2. The multi-modal-based automatic driving task processing method according to claim 1, wherein the modal data collected by the plurality of sensing sensors specifically includes: image collected by camera sensorPoint cloud acquired by laser radar sensor>Point cloud acquired by millimeter wave radar sensor>。

3. The multi-modal based autopilot task processing method of claim 1 wherein the autopilot-based sensory tasks include, but are not limited to, three-dimensional object detection, three-dimensional object tracking, three-dimensional semantic segmentation, three-dimensional space occupancy prediction, online map generation.

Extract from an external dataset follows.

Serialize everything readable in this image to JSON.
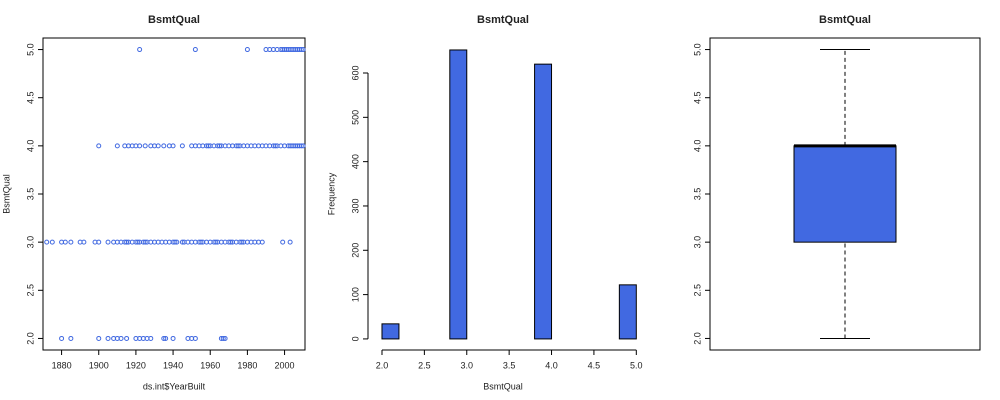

4. The method for processing the automatic driving task based on the multiple modes according to claim 1, wherein inputting the perception output result into the voxel feature filter to obtain sparse interesting second type of voxel features, and constructing the first type Key and Value related to the voxel environment through the second type of voxel features specifically comprises:

5. The method of claim 1, wherein the driving behavior planning tasks include, but are not limited to, keep straight, turn left, turn right, accelerate, decelerate, and park.

6. A multi-modal based autopilot task processing system comprising:

the task processing module acquires an automatic driving perception task, inputs the first type of body characteristics and the perception task into a pre-established and trained automatic driving transducer model, and completes tasks of automatic driving vehicle perception, surrounding object action prediction and driving behavior planning; the transducer model specifically comprises: an autopilot-aware converter network, a surrounding object motion prediction converter network, and a driving behavior planning converter network;

the task processing module comprises: the system comprises an automatic driving perception processing module, a surrounding object action prediction processing module, a driving behavior planning processing module and a voxel characteristic screening module;

7. The multi-modal based autopilot task processing system of claim 6 wherein the modal data collected by the plurality of perception sensors specifically includes: an image acquired by a camera sensor, a point cloud acquired by a laser radar sensor and a point cloud acquired by a millimeter wave radar sensor;

8. The multimodal automatic driving task processing system of claim 6 wherein the driving behavior planning tasks include, but are not limited to, holding straight, turning left, turning right, accelerating, decelerating, and stopping.